The country’s rating is weighed down by wide current account deficits, high fiscal and external debt, a challenging political environment and subdued economic growth.
Tunisia’s negative outlook reflects ongoing vulnerability from large external funding needs, weak external and fiscal buffers and entrenched social opposition to macro-economic stabilisation policies.
Despite the inauguration of a new government in February 2020, following the October 2019 parliamentary elections, the implementation fiscal reforms will continue at a slow pace, according to Fitch.
Formation of the new government has delayed the review of the current arrangement with the International Monetary Fund (IMF), initially due in September 2019 and still to be completed.

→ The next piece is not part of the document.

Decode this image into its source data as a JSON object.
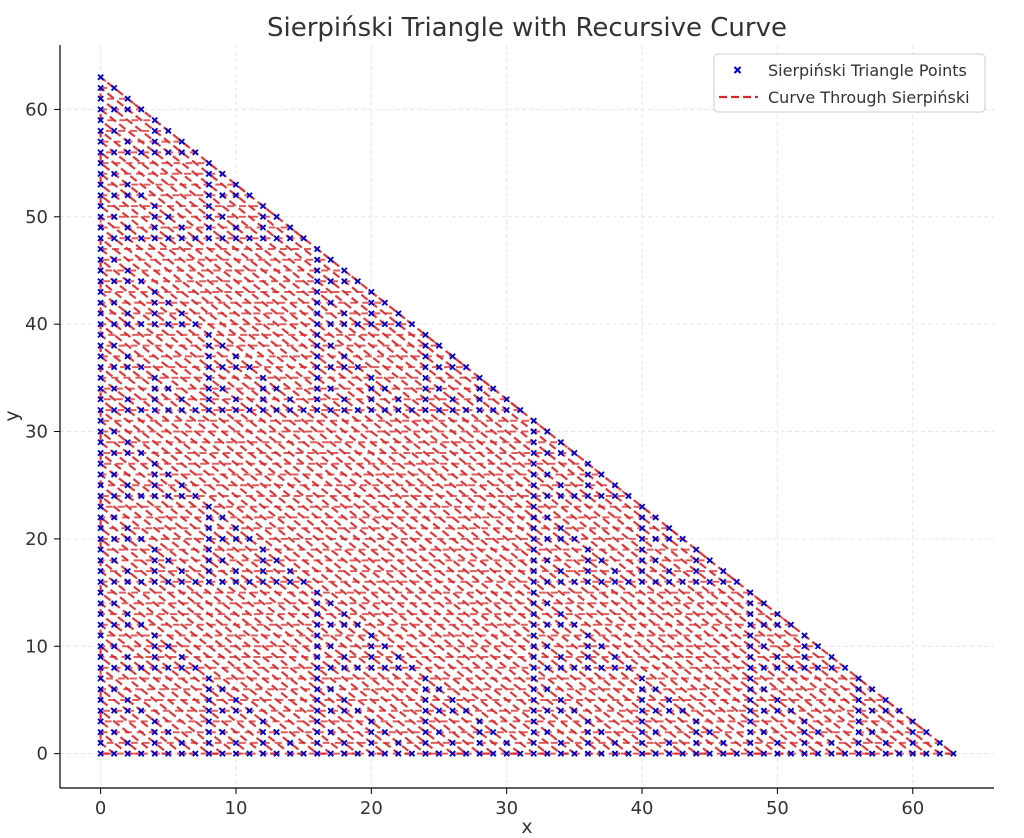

Tunisia’s rating is balanced against strong governance indicators, continued support from official creditors underpinning the sovereign’s financing flexibility and a diversified economy.
Fitch expects the new cabinet to negotiate a new IMF programme to follow the 2016-2020 arrangement expiring in April.
The new government is also expected to adhere to fiscal reforms and consolidation policies initiated by its predecessor.
Fitch projects that the current account deficit (CAD) will narrow to 7.7% of GDP in 2021 – still double the forecast ‘B’ median of 3.9% – from an estimated 8.8% in 2019 and 11.1% in 2018.
Fitch also expects central government (CG) deficit to stabilise at 3.3% of gross domestic product (GDP) in 2020, overshooting the government target of 2.8%, before narrowing to 2.9% in 2021.
CG debt also declined to 72% of GDP in 2019 from 78% in 2018, mostly helped by the appreciation of the dinar.
Failure of external liquidity conditions to improve and persistent vulnerability from high external funding needs, would lead to a downgrade in the rating.
Political developments or social unrest undermining prospects for progress on macro-economic adjustment policies and reforms, may also lead to a downgrade in the rating.
The rating agency may also consider downgrading the rating if the government fails to narrow the fiscal deficit or materialisation of contingent liabilities, leading to further rise in debt.
A decline in external financing needs and a recovery in international liquidity buffers, would lead to an improvement in the rating.
Fitch may also consider upgrading the rating if the government makes further progress on fiscal consolidation, supporting macro-economic stability and stabilising the public debt/GDP ratio.
In 2018, Fitch affirmed Tunisia at B+, as the country struggled with high external debt , reflecting a wide twin deficit, subdued economic growth and a challenging political and social environment.